The most recent data from business.com found that employers are less inclined to go through resumes that include the nonbinary “they/them” pronouns.
Businesss.com sent almost identical “phantom” resumes to 180 job advertisements as part of its investigation of the employment of nonbinary people; however, one of the resumes had nonbinary pronouns.
“Both featured a gender-ambiguous name, ‘Taylor Williams.’ The only difference between the test and control resumes was the presence of gender pronouns on the test version,” Ryan McGonagill, the industry research director at business.com, said in the report. “The test resume included ‘they/them’ pronouns under the name in the header.”
Both “phantom” resumés were college graduates “with qualifications matching the entry-level jobs they applied for.” However, the report found that the resumés with “they/them” pronouns “received eight percent less employer interest than the control resumes without pronouns.”

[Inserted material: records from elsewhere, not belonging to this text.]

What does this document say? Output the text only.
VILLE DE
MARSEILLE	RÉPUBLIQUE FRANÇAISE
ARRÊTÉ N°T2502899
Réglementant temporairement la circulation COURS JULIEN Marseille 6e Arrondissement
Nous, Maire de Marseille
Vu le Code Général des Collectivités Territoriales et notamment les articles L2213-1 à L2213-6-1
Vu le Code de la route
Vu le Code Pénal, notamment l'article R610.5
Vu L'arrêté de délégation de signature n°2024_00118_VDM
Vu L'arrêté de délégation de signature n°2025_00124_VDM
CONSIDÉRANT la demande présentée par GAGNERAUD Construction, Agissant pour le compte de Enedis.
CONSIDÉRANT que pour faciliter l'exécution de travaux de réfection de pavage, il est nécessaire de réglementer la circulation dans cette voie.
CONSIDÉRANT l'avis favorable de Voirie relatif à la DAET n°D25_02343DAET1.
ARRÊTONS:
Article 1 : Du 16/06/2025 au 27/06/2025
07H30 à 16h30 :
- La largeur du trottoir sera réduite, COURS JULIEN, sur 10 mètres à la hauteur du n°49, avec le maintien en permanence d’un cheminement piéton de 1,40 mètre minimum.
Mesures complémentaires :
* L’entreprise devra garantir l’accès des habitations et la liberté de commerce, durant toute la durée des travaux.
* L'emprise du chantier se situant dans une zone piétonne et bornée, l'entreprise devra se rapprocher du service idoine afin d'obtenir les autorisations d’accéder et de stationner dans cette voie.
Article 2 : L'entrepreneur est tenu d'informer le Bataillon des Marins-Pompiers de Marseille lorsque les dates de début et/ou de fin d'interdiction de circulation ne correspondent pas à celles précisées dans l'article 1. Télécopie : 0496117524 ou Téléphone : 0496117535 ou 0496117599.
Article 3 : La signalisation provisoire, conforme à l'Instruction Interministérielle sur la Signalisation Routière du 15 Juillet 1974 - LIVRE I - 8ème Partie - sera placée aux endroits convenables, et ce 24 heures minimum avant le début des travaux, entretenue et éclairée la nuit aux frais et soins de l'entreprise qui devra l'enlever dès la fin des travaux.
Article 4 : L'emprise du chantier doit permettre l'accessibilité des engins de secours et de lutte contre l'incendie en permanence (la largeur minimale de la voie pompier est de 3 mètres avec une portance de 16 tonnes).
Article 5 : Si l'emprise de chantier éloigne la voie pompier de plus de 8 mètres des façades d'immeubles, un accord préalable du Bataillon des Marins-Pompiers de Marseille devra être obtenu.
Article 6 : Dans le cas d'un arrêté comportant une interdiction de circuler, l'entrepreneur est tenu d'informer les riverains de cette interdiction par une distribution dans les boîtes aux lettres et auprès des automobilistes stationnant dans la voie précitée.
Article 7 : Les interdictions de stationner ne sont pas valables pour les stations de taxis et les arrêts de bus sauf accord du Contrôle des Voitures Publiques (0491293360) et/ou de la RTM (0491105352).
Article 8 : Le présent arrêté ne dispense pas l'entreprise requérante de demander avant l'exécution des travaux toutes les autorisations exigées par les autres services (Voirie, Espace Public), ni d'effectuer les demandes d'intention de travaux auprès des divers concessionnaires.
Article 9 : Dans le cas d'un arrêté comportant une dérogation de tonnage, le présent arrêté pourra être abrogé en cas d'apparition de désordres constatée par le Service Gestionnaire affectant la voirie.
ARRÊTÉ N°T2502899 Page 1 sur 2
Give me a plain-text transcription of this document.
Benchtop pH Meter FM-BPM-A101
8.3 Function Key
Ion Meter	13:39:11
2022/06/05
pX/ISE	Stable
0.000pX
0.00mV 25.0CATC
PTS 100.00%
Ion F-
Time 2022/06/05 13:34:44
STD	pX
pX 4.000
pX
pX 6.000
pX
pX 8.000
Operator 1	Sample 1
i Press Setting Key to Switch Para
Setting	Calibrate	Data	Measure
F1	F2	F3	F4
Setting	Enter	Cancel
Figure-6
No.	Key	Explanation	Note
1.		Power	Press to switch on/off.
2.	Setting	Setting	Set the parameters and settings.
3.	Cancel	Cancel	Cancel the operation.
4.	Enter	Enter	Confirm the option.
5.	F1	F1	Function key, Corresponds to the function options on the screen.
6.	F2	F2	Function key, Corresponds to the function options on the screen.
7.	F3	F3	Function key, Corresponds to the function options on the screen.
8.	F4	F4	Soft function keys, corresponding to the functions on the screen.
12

McGonagill said the report's findings were “especially worrisome” considering more than 64 percent of the organizations were equal-opportunity employers.
More than 400 nonbinary people were interviewed by Business.com about their employment experiences and if they felt discriminated against. Of those surveyed, 59 percent said their non-binary identity “would somewhat hurt” their search for employment, while five percent believed it would “somewhat help.”
Similarly, 51% said that being nonbinary had a “very or somewhat negatively” impact on their work experiences, while only 8% said that it had a “very or somewhat positive” impact.